Neben der Förderung etwa der internationalen Iter-Fusionsanlage in Frankreich will Stark-Watzinger nun Fusionsforschung sowohl auf Magnet- als auch Laserbasis verstärken. Konkrete Beträge nannte sie nicht und verwies auf die laufenden Haushaltsverhandlungen für 2024.

„Deutschland ist aber in einer Pool-Position“, sagte sie. Firmen und Wissenschaft hätten viele der nötigen Technologiebestandteile für einen Reaktorbau. Sie bezeichnete die sogenannte Wendelstein 7-X-Experimentieranlage zur Erforschung der Kernfusionstechnik des Max-Planck-Instituts für Plasmaphysik IPP in Greifswald als „Meilenstein“ in der Magnetfusionsforschung. Günther sagte, man wolle die Strategie ändern und für einen Prototyp-Bau nicht mehr auf Erfolge beim Großprojekt Iter warten.

Angeheizt wird die Debatte durch Erfolge von Forschern des Lawrence Livermore National Laboratory in Kalifornien.
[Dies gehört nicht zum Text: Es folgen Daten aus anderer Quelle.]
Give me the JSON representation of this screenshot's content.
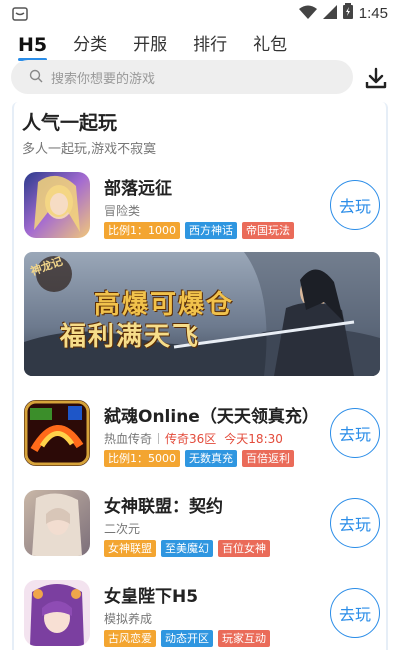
{
  "status_bar": {
    "time": "1:45"
  },
  "tabs": [
    {
      "label": "H5",
      "active": true
    },
    {
      "label": "分类",
      "active": false
    },
    {
      "label": "开服",
      "active": false
    },
    {
      "label": "排行",
      "active": false
    },
    {
      "label": "礼包",
      "active": false
    }
  ],
  "search": {
    "placeholder": "搜索你想要的游戏"
  },
  "section": {
    "title": "人气一起玩",
    "subtitle": "多人一起玩,游戏不寂寞"
  },
  "go_label": "去玩",
  "games": [
    {
      "name": "部落远征",
      "category": "冒险类",
      "tags": [
        {
          "text": "比例1：1000",
          "color": "#f3a531"
        },
        {
          "text": "西方神话",
          "color": "#2f96e0"
        },
        {
          "text": "帝国玩法",
          "color": "#ea6b59"
        }
      ]
    },
    {
      "name": "弑魂Online（天天领真充）",
      "category": "热血传奇",
      "server": "传奇36区",
      "server_time": "今天18:30",
      "tags": [
        {
          "text": "比例1：5000",
          "color": "#f3a531"
        },
        {
          "text": "无数真充",
          "color": "#2f96e0"
        },
        {
          "text": "百倍返利",
          "color": "#ea6b59"
        }
      ]
    },
    {
      "name": "女神联盟：契约",
      "category": "二次元",
      "tags": [
        {
          "text": "女神联盟",
          "color": "#f3a531"
        },
        {
          "text": "至美魔幻",
          "color": "#2f96e0"
        },
        {
          "text": "百位女神",
          "color": "#ea6b59"
        }
      ]
    },
    {
      "name": "女皇陛下H5",
      "category": "模拟养成",
      "tags": [
        {
          "text": "古风恋爱",
          "color": "#f3a531"
        },
        {
          "text": "动态开区",
          "color": "#2f96e0"
        },
        {
          "text": "玩家互动",
          "color": "#ea6b59"
        }
      ]
    }
  ],
  "banner": {
    "logo_text": "神龙记",
    "slogan_line1": "高爆可爆仓",
    "slogan_line2": "福利满天飞"
  },
  "colors": {
    "accent": "#2b8de8",
    "tag_orange": "#f3a531",
    "tag_blue": "#2f96e0",
    "tag_red": "#ea6b59",
    "hot_red": "#e34b3b"
  }
}
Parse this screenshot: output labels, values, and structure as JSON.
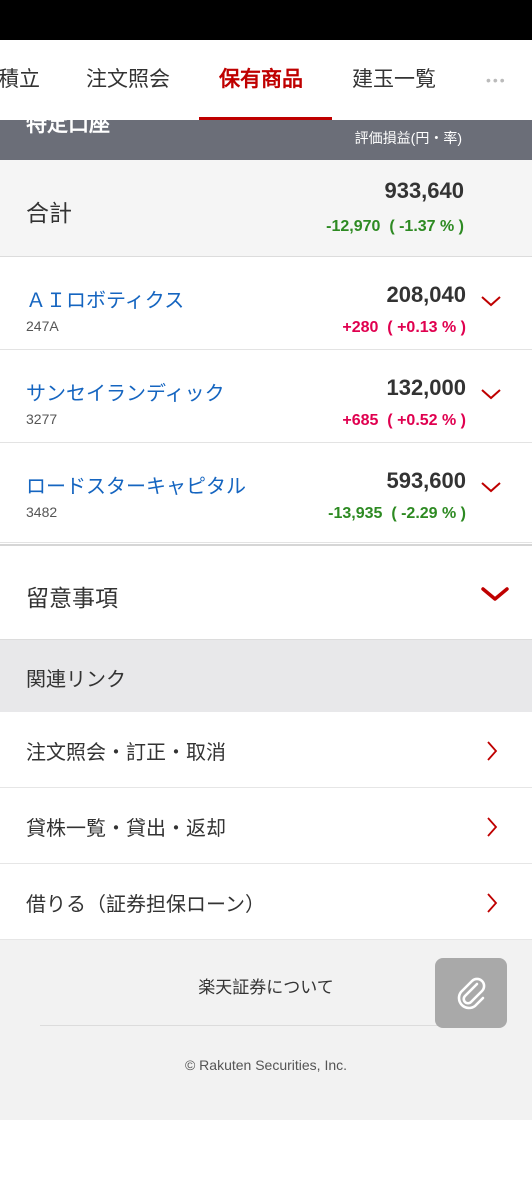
{
  "tabs": [
    {
      "label": "積立",
      "active": false
    },
    {
      "label": "注文照会",
      "active": false
    },
    {
      "label": "保有商品",
      "active": true
    },
    {
      "label": "建玉一覧",
      "active": false
    }
  ],
  "more_dots": "•••",
  "account": {
    "title": "特定口座",
    "column_label": "評価損益(円・率)"
  },
  "total": {
    "label": "合計",
    "value": "933,640",
    "change": "-12,970",
    "change_pct": "( -1.37 % )"
  },
  "stocks": [
    {
      "name": "ＡＩロボティクス",
      "code": "247A",
      "value": "208,040",
      "change": "+280",
      "change_pct": "( +0.13 % )",
      "direction": "pos"
    },
    {
      "name": "サンセイランディック",
      "code": "3277",
      "value": "132,000",
      "change": "+685",
      "change_pct": "( +0.52 % )",
      "direction": "pos"
    },
    {
      "name": "ロードスターキャピタル",
      "code": "3482",
      "value": "593,600",
      "change": "-13,935",
      "change_pct": "( -2.29 % )",
      "direction": "neg"
    }
  ],
  "notes": {
    "label": "留意事項"
  },
  "related": {
    "header": "関連リンク",
    "links": [
      {
        "label": "注文照会・訂正・取消"
      },
      {
        "label": "貸株一覧・貸出・返却"
      },
      {
        "label": "借りる（証券担保ローン）"
      }
    ]
  },
  "footer": {
    "about": "楽天証券について",
    "copyright": "© Rakuten Securities, Inc."
  },
  "colors": {
    "accent": "#bf0000",
    "positive": "#e0004f",
    "negative": "#2d8a22",
    "link": "#1565c0"
  },
  "icons": {
    "stock_expand": "chevron-down-icon",
    "notes_expand": "chevron-down-icon",
    "link_arrow": "chevron-right-icon",
    "attach": "paperclip-icon"
  }
}
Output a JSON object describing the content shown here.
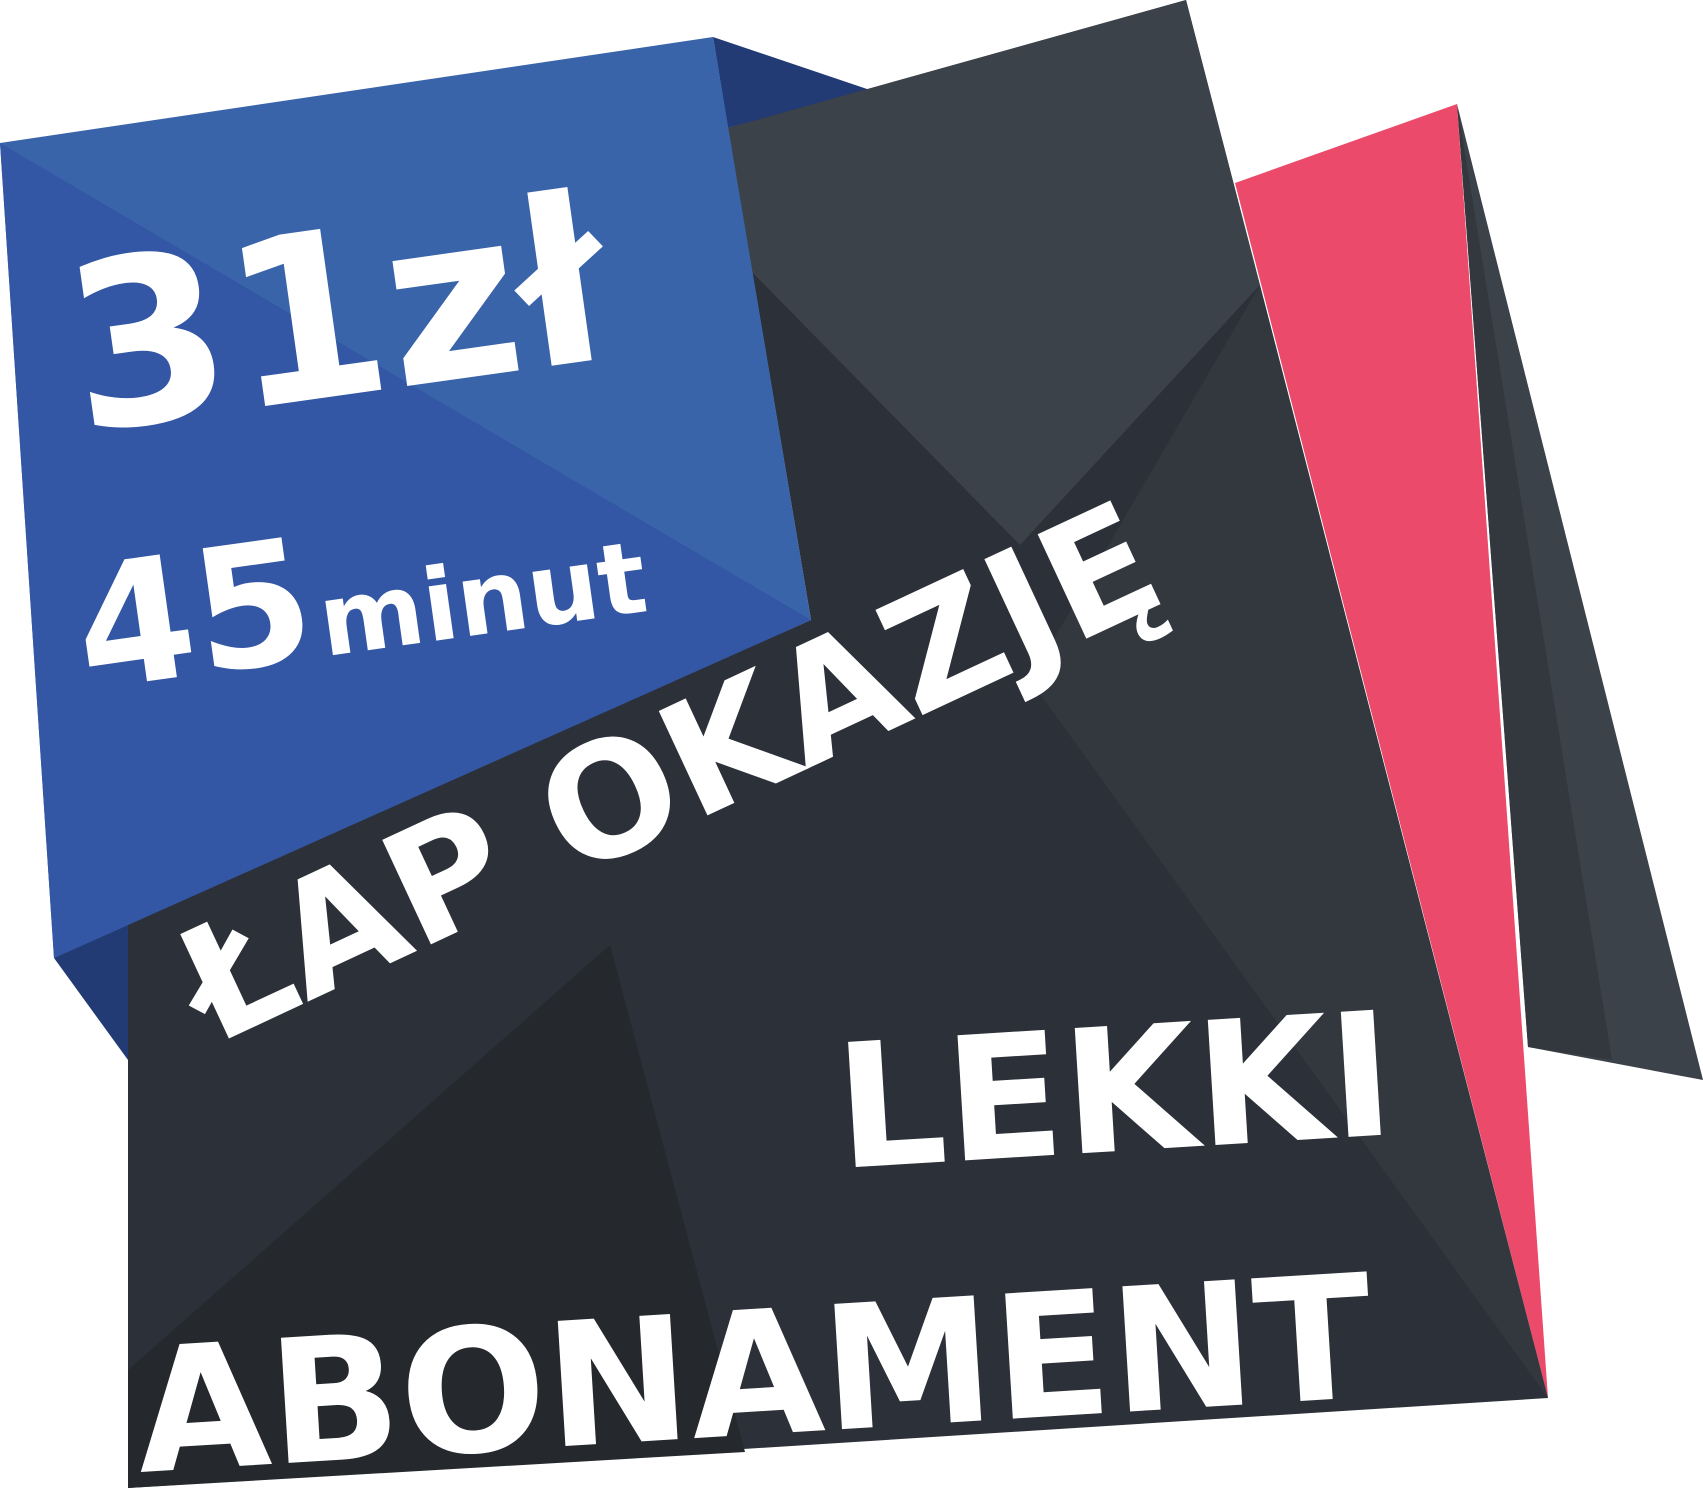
{
  "price": {
    "amount": "31zł"
  },
  "duration": {
    "number": "45",
    "unit": "minut"
  },
  "promo": {
    "tagline": "ŁAP OKAZJĘ",
    "title_line_1": "LEKKI",
    "title_line_2": "ABONAMENT"
  },
  "colors": {
    "blue_panel": "#3964AA",
    "blue_shade": "#3356A5",
    "blue_dark": "#233B75",
    "dark_panel": "#2C3038",
    "dark_mid": "#3C4249",
    "dark_deep": "#25292D",
    "pink_panel": "#EC4A6B",
    "text": "#FFFFFF"
  }
}
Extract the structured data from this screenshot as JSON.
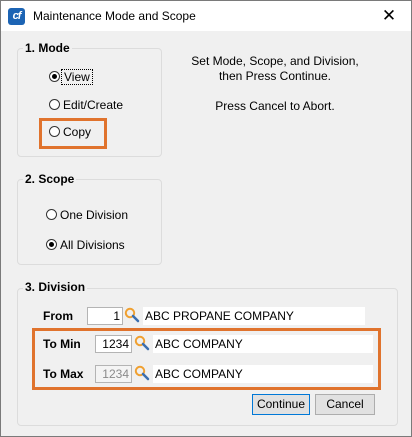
{
  "window": {
    "app_icon_text": "cf",
    "title": "Maintenance Mode and Scope",
    "close_glyph": "✕"
  },
  "mode": {
    "title": "1. Mode",
    "options": [
      {
        "label": "View",
        "checked": true
      },
      {
        "label": "Edit/Create",
        "checked": false
      },
      {
        "label": "Copy",
        "checked": false
      }
    ]
  },
  "instructions": {
    "line1": "Set Mode, Scope, and Division,",
    "line2": "then Press Continue.",
    "line3": "Press Cancel to Abort."
  },
  "scope": {
    "title": "2. Scope",
    "options": [
      {
        "label": "One Division",
        "checked": false
      },
      {
        "label": "All Divisions",
        "checked": true
      }
    ]
  },
  "division": {
    "title": "3. Division",
    "from": {
      "label": "From",
      "value": "1",
      "name": "ABC PROPANE COMPANY"
    },
    "to_min": {
      "label": "To Min",
      "value": "1234",
      "name": "ABC COMPANY"
    },
    "to_max": {
      "label": "To Max",
      "value": "1234",
      "name": "ABC COMPANY"
    }
  },
  "buttons": {
    "continue": "Continue",
    "cancel": "Cancel"
  },
  "colors": {
    "highlight": "#e0732d",
    "search_icon": "#f0a030"
  },
  "icons": {
    "search": "magnifier-icon",
    "close": "close-icon"
  }
}
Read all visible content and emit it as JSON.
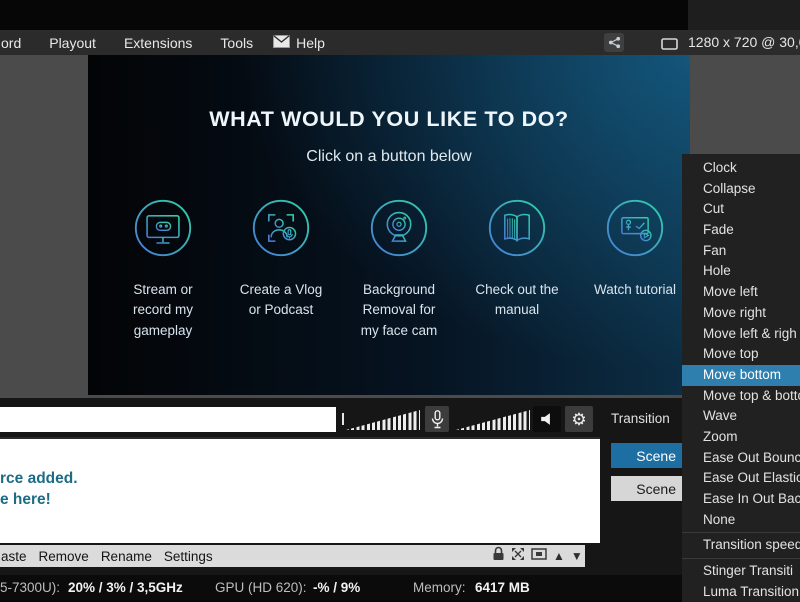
{
  "window": {
    "menu_items": [
      "ord",
      "Playout",
      "Extensions",
      "Tools",
      "Help"
    ],
    "resolution_text": "1280 x 720 @ 30,0"
  },
  "welcome": {
    "title": "WHAT WOULD YOU LIKE TO DO?",
    "subtitle": "Click on a button below",
    "actions": [
      {
        "icon": "gameplay-monitor-icon",
        "label": "Stream or\nrecord my\ngameplay"
      },
      {
        "icon": "vlog-person-mic-icon",
        "label": "Create a Vlog\nor Podcast"
      },
      {
        "icon": "webcam-icon",
        "label": "Background\nRemoval for\nmy face cam"
      },
      {
        "icon": "open-book-icon",
        "label": "Check out the\nmanual"
      },
      {
        "icon": "tutorial-play-icon",
        "label": "Watch tutorial"
      }
    ]
  },
  "context_menu": {
    "items": [
      "Clock",
      "Collapse",
      "Cut",
      "Fade",
      "Fan",
      "Hole",
      "Move left",
      "Move right",
      "Move left & righ",
      "Move top",
      "Move bottom",
      "Move top & botto",
      "Wave",
      "Zoom",
      "Ease Out Bounc",
      "Ease Out Elastic",
      "Ease In Out Bac",
      "None",
      "Transition speed",
      "Stinger Transiti",
      "Luma Transition"
    ],
    "highlighted_item": "Move bottom"
  },
  "transition_panel": {
    "label": "Transition",
    "scene_buttons": [
      "Scene",
      "Scene"
    ]
  },
  "source_area": {
    "line1": "rce added.",
    "line2": "e here!"
  },
  "toolbar": {
    "items": [
      "aste",
      "Remove",
      "Rename",
      "Settings"
    ]
  },
  "status_bar": {
    "cpu_label": "5-7300U):",
    "cpu_value": "20% / 3% / 3,5GHz",
    "gpu_label": "GPU (HD 620):",
    "gpu_value": "-% / 9%",
    "memory_label": "Memory:",
    "memory_value": "6417 MB"
  },
  "icons": {
    "gear": "⚙",
    "triangle_up": "▲",
    "triangle_down": "▼"
  },
  "colors": {
    "menu_highlight": "#2e7fae",
    "scene_active": "#1d6fa3",
    "source_text": "#1c6c85",
    "icon_gradient_start": "#4a7bd8",
    "icon_gradient_end": "#2fd1a6"
  }
}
Diesen war nach Angaben des US-Energieministeriums am 05. Dezember erstmals mit Hilfe von Lasern eine Kernfusion gelungen, bei der mehr Energie abgegeben als verbraucht wurde.

Bei der Kernfusion verschmelzen Atome bei Temperaturen von 100 Millionen Grad oder mehr. Dabei wird enorme Energie frei, die anders als bei der Kernspaltung keine radioaktive Strahlung erzeugt.

„Aus einigen Millionen an Privatinvestitionen sind in wenigen Jahren Milliarden geworden“, sagte Stark-Watzinger. Weltweit seien 40 Unternehmen auf dem Feld aktiv, davon vier Startups in Deutschland.